Helping Teens Move Forward: A Guide to Anxiety and Depression

Helping Teens Move Forward: A Guide to Anxiety and Depression

Right now, adolescents and young adults are experiencing the highest levels of anxiety and depression ever reported in the U.S.

A report from the COVID States Project found that “nearly half (49%) of respondents reported symptoms of depression, with 26% reporting moderate symptoms or worse—the level at which follow-up care would typically be recommended in a clinical setting” (April 2022).

Even before the pandemic, rates of depression were climbing among young people. Many of us hoped that, with time, things would improve. But five years later, we’re still seeing too many teens and young adults struggling. So, what can parents and caregivers do to help?

The good news is that most young people do bounce back from setbacks in school, friendships, and life skills. Mistakes and challenges are part of growing up—and often lead to important learning. Still, some kids need more support, whether that’s extra time, patient parenting, or professional help. At Insight Counseling, we see many young people regain their confidence and thrive when both their current struggles and deeper concerns are addressed together.

Adolescence and young adulthood are naturally bumpy. These years are full of striving, experimenting, and sometimes clashing with parents or social expectations. What may look like defiance, secrecy, or sudden new interests is often just your child testing independence. Unfortunately, COVID interrupted those opportunities for almost two years, leaving many kids behind in social and emotional development.

For some, gentle encouragement—what we might call “nudging”—is enough. Pushing a little toward new social experiences, work, school, or everyday responsibilities like cooking or car maintenance helps them catch up. But if nudging only brings resistance, anger, or passivity, it may be time for a clearer plan that could include an assessment for anxiety or depression.

A key sign of recovery is movement forward—even if progress is messy or uneven. In contrast, getting “stuck” in inaction or avoidance is a red flag. Activity and engagement are vital for mental health, and sometimes parents do need to set firm but loving expectations: re-entering the world one step at a time, with encouragement and boundaries.

Of course, this isn’t easy. One of the hardest parts of parenting is asking your child to do something you know they need, while expecting pushback. Most people resist when reminded of things they haven’t yet achieved—even when they know it’s good for them. Anxiety often makes avoidance even stronger. That’s why persistence matters. Stay calm, clear, and consistent. Break goals into small steps with realistic timelines. And don’t hesitate to bring in professional help if needed.
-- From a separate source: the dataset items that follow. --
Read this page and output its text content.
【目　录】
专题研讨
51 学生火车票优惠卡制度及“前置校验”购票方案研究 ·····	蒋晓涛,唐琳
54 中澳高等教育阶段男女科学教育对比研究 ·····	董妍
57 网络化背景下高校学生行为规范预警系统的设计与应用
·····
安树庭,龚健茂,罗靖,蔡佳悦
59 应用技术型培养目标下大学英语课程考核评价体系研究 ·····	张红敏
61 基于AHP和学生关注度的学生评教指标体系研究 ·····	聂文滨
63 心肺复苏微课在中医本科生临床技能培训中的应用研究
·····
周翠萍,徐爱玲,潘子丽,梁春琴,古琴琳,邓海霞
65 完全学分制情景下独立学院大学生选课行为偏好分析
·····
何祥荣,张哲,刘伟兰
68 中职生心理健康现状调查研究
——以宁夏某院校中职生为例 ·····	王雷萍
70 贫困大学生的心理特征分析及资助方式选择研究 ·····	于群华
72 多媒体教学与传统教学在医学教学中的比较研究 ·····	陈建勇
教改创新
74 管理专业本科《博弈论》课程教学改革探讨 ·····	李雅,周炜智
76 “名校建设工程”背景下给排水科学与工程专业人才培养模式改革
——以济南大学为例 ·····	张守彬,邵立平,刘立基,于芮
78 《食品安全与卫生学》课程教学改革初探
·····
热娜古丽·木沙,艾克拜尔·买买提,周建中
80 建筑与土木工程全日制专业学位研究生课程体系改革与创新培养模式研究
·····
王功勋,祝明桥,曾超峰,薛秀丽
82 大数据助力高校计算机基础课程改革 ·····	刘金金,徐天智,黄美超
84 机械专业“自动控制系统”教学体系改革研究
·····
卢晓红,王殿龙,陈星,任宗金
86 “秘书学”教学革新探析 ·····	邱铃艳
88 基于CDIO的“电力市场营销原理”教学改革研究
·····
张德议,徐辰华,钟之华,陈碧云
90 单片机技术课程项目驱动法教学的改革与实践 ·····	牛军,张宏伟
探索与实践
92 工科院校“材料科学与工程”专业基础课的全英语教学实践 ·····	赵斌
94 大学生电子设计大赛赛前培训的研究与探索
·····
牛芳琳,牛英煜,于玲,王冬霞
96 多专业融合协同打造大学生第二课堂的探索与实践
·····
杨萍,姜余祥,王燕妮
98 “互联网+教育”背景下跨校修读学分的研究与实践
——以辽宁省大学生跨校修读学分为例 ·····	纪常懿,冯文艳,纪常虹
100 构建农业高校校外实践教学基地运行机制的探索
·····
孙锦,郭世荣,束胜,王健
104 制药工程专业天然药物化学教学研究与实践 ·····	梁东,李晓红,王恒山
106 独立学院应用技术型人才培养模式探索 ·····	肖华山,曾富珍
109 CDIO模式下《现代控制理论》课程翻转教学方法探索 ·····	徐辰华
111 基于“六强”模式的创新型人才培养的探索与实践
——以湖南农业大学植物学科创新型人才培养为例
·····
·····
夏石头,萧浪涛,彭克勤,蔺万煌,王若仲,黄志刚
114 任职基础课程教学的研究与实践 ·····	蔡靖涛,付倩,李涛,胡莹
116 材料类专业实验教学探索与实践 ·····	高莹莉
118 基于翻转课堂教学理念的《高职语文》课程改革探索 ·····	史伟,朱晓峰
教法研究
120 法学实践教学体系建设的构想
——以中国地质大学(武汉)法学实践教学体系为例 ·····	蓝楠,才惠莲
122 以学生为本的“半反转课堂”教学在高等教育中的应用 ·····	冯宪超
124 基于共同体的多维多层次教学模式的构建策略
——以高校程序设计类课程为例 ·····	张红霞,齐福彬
If your child refuses help, a balanced approach of love and firmness can make a difference. You might say: “If you cannot return to classes or work, we see that as a sign you need professional help. We’re not angry, but we will insist you see a therapist to help you move forward.”

When to Worry

Reach out for professional help if your teen or young adult is:

  • Refusing to move forward in school, work, or responsibilities
  • Neglecting hygiene
  • Withdrawing and isolating most of the time
  • Frequently angry and hard to communicate with
  • Using substances
  • Mentioning (or hinting at) suicidal thoughts

If you see any of these signs, don’t wait. Helpful resources are available at rtor.org.

A Final Word

Please don’t give up. And please don’t “wait and see” if your child is showing concerning signs. Recovery is possible—and often faster than parents fear—but it usually requires a steady, loving push forward. With persistence, structure, and the right support, your teen or young adult can move toward a healthy and hopeful future.